OK finally an end to this saga.

Yes is was a bad onboard NIC in my old machine.

BUT the new Realtek r8125 2.5GBE card would not work no matter what I did. Rebuilt the kernel couple different way, tried different driver versions. I ended up with the realtek supplied driver.

The USB 2.5GBE adapter did work, with the r8152 driver. But in a usb 1.1 port, it was veeeery sloooow. I just installed a pcie usb3.2 gen2 card, and will test that when I get around to it.

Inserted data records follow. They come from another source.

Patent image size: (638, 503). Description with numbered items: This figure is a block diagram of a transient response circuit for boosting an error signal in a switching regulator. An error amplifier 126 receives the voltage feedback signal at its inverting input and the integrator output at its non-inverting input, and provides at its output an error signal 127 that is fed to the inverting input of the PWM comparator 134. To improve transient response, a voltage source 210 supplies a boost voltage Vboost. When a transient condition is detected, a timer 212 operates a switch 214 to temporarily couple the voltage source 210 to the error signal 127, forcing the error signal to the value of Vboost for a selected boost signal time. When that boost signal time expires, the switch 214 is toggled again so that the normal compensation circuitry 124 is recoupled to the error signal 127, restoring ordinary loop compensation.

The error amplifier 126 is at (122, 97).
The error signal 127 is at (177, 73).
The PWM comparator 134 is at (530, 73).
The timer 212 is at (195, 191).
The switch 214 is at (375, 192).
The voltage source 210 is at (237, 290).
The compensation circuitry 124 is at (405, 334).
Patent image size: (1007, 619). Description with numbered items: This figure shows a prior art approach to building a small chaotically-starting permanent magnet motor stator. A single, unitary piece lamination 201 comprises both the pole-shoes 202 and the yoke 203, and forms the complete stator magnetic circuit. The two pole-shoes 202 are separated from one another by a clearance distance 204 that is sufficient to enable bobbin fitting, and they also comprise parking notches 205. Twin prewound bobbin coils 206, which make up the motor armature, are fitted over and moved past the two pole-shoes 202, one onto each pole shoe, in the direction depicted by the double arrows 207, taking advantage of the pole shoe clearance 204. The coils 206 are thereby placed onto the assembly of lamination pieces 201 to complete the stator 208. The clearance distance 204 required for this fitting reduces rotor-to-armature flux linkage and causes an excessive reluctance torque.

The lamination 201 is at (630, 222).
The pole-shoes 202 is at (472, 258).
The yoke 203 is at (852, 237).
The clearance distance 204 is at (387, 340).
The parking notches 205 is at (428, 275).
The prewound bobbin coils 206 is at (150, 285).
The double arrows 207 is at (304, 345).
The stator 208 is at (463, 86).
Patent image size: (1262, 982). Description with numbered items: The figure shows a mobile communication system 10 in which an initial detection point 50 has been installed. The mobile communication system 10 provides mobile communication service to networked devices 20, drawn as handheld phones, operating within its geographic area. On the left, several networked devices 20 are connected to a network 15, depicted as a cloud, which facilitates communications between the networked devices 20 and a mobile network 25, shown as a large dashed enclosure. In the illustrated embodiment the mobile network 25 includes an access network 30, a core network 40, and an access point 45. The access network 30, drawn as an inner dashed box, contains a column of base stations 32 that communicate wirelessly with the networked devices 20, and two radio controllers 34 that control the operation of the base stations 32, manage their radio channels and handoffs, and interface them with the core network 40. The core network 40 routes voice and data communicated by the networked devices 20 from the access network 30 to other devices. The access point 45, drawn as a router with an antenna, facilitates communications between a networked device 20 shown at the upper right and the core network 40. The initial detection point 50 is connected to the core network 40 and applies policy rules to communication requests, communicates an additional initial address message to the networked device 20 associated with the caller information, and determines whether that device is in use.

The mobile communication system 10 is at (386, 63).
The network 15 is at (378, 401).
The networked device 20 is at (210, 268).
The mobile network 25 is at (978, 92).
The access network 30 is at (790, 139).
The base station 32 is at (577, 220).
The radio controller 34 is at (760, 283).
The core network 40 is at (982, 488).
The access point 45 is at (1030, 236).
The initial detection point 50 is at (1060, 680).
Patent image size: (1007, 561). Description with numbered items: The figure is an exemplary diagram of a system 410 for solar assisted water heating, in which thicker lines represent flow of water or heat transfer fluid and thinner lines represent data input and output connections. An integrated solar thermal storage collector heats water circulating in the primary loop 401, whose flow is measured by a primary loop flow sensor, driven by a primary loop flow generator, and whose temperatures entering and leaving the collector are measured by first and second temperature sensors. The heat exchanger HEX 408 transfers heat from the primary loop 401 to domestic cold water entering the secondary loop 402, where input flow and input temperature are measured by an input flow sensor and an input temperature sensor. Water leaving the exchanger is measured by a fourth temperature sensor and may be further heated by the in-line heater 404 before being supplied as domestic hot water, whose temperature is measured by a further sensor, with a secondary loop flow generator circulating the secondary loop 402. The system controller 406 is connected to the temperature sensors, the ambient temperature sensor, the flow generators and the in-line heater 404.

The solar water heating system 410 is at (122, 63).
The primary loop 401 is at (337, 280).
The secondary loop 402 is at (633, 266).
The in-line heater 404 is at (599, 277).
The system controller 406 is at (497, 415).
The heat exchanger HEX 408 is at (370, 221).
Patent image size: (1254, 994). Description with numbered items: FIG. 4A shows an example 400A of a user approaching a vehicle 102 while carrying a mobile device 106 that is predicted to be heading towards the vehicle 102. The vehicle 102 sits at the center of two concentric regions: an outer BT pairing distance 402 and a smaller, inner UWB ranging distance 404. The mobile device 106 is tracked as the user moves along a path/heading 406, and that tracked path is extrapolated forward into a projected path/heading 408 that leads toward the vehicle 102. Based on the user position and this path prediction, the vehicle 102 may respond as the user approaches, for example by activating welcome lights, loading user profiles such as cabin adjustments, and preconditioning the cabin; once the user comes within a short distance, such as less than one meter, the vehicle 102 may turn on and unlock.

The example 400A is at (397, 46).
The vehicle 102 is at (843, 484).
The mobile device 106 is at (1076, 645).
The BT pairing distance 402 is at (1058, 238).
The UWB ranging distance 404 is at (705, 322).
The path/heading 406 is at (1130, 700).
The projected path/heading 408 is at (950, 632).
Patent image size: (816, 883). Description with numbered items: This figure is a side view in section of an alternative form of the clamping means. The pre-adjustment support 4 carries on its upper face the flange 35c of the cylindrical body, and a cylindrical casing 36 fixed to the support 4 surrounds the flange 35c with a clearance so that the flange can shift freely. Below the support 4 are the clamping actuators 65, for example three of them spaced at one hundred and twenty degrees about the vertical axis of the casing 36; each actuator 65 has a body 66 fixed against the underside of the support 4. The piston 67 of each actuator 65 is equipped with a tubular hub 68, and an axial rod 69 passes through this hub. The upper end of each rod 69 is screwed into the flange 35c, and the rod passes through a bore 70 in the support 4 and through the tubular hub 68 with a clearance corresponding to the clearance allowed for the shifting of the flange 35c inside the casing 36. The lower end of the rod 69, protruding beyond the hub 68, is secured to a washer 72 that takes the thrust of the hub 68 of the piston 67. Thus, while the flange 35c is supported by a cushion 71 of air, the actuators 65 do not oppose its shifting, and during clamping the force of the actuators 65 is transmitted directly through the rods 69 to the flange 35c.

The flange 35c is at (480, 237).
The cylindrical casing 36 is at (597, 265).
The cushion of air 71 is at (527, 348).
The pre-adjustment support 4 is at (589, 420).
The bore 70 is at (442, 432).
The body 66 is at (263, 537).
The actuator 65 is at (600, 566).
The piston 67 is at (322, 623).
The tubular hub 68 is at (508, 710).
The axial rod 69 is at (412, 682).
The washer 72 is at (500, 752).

As I never got the system to recognize the PCIE nic, or get the link light to come on I decided this new nic must be bad. As I was putting it back in the bag to send it back, a small oscillator fell out of the bag. When I put it under a microscope I could see that the only way it lined up with the solder pads was if it was upside down, which seemed strange. But so I soldered it back on upside down, put it in the slot, rebooted, and lo and behold, everything works. Hooray.

My takeaway: Most cheap 2.5GBE adapters seem to use the r8125 chip, which is incompatible with the r8168 and r8169 in-kernel or modular drivers. The realtek supplied drivers, which you install from a tarball via a script seem to work fine. There are older ones in the kernel I did not test. If course it's not running at 2.5GBE because I don't have any other 2.5 GBE equipment. In due course.

Thanks to everyone who provided feedback!